An electron $($mass $m = 9.11 \times 10^{-31} \textrm{ kg})$ is accelerated in the uniform field $\vec{E}$ $(E = 1.45 \times 10^4 \textrm{ N/C})$ between two thin parallel charged plates. The separation of the plates is 1.60 cm. The electron is accelerated from rest near the negative plate and passes through a tiny hole in the positive plate, Fig. 16–61.

VIDEO TRANSCRIPT

This is Giancoli Answers with Mr. Dychko. In part A, we'll assume that the only force is the electrostatic force, assuming that gravity is negligible which we'll demonstrate in part B. So in part A, since the electrostatic force we've seen is the only force, it's the net force, so it equals ma. This being the electrostatic force when you have a charge in the electric field E. The final velocity of this charge is gonna be its initial velocity squared plus two times acceleration times d. When you get the square root of both sides, and knowing that it starts at rest, you have final velocity as square root two ad.

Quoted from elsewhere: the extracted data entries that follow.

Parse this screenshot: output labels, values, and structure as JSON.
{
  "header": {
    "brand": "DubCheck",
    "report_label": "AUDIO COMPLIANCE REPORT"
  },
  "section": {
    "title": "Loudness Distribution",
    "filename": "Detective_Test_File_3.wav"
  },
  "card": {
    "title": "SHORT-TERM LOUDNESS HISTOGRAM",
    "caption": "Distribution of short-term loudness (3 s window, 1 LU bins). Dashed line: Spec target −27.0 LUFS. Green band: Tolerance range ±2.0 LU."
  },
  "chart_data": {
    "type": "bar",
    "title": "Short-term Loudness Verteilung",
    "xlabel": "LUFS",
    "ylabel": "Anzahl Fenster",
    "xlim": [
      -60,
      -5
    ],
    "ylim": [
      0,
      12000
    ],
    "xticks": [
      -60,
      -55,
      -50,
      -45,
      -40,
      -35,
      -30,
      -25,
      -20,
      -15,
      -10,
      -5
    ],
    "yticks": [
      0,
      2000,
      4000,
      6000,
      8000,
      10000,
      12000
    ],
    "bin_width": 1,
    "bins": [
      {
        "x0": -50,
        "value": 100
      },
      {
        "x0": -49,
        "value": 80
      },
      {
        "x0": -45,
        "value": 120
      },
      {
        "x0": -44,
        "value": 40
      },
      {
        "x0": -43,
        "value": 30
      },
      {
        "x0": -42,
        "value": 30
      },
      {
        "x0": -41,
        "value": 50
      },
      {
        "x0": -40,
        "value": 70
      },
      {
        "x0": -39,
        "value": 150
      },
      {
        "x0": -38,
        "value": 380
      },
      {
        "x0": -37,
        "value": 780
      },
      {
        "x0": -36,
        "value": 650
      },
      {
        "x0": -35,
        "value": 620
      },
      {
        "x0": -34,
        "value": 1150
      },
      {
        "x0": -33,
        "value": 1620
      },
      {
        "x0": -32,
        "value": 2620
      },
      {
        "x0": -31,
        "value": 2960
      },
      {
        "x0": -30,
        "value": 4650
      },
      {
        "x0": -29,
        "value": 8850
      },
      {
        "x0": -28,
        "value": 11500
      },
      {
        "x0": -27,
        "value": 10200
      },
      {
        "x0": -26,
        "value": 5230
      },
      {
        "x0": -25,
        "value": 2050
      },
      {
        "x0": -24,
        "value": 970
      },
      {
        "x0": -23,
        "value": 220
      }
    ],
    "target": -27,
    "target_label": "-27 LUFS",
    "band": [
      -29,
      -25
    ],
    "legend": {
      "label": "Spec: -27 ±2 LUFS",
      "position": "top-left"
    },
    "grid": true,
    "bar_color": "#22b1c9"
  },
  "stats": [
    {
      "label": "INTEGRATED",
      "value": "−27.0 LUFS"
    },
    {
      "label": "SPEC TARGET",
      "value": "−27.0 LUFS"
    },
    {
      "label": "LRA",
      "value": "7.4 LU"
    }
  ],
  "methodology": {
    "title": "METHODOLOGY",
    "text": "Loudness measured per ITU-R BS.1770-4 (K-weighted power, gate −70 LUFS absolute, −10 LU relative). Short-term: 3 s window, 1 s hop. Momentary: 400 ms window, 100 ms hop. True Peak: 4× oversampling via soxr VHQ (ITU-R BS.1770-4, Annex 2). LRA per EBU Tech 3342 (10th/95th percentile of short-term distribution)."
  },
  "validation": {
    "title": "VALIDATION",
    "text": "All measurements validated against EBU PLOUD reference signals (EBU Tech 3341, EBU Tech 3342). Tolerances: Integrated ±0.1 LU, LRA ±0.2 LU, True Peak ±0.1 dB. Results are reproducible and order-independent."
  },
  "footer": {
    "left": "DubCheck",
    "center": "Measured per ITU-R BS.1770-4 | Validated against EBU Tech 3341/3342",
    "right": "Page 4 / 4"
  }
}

From this work up here, we can see that a is qE over m when you divide both sides by m, and then we can substitute that for a in our final velocity formula here. We get final velocity, square root two times the charge and the electric field divided by mass, times the separation between the plates. It's gonna be the square root of two times 1.6 times 10 to the minus 19 Coulombs charge in electron, times 1.45 times 10 to the four Newtons per Coulomb electric field strength, times 1.6 times 10 to the minus two meters separation between the plates, divided by 9.11 times 10 to minus 31 kilograms mass of an electron. Then we get 9.03 times 10 to the six meters per second. It's gonna be the final velocity. That's pretty darn fast. Now to compare the acceleration due to the electrostatic force with that of gravity, divide them and see if they were to factor they're different. We take the acceleration we figured out before, qE over m and divide that by g, and that's qE over mg. And plugging in numbers, we get 1.6 times 10 to the minus 19 Coulombs, times electric field, 1.45 times 10 to the four Newtons per Coulomb, divided by the mass of an electron and then times the gravitational field strength. Then we get about 2.6 times 10 the 14 as the factor by which they're different. The acceleration due to the electric field is 2.6 times 10 to the 14 times larger than the acceleration due to gravity, and so gravity is negligible.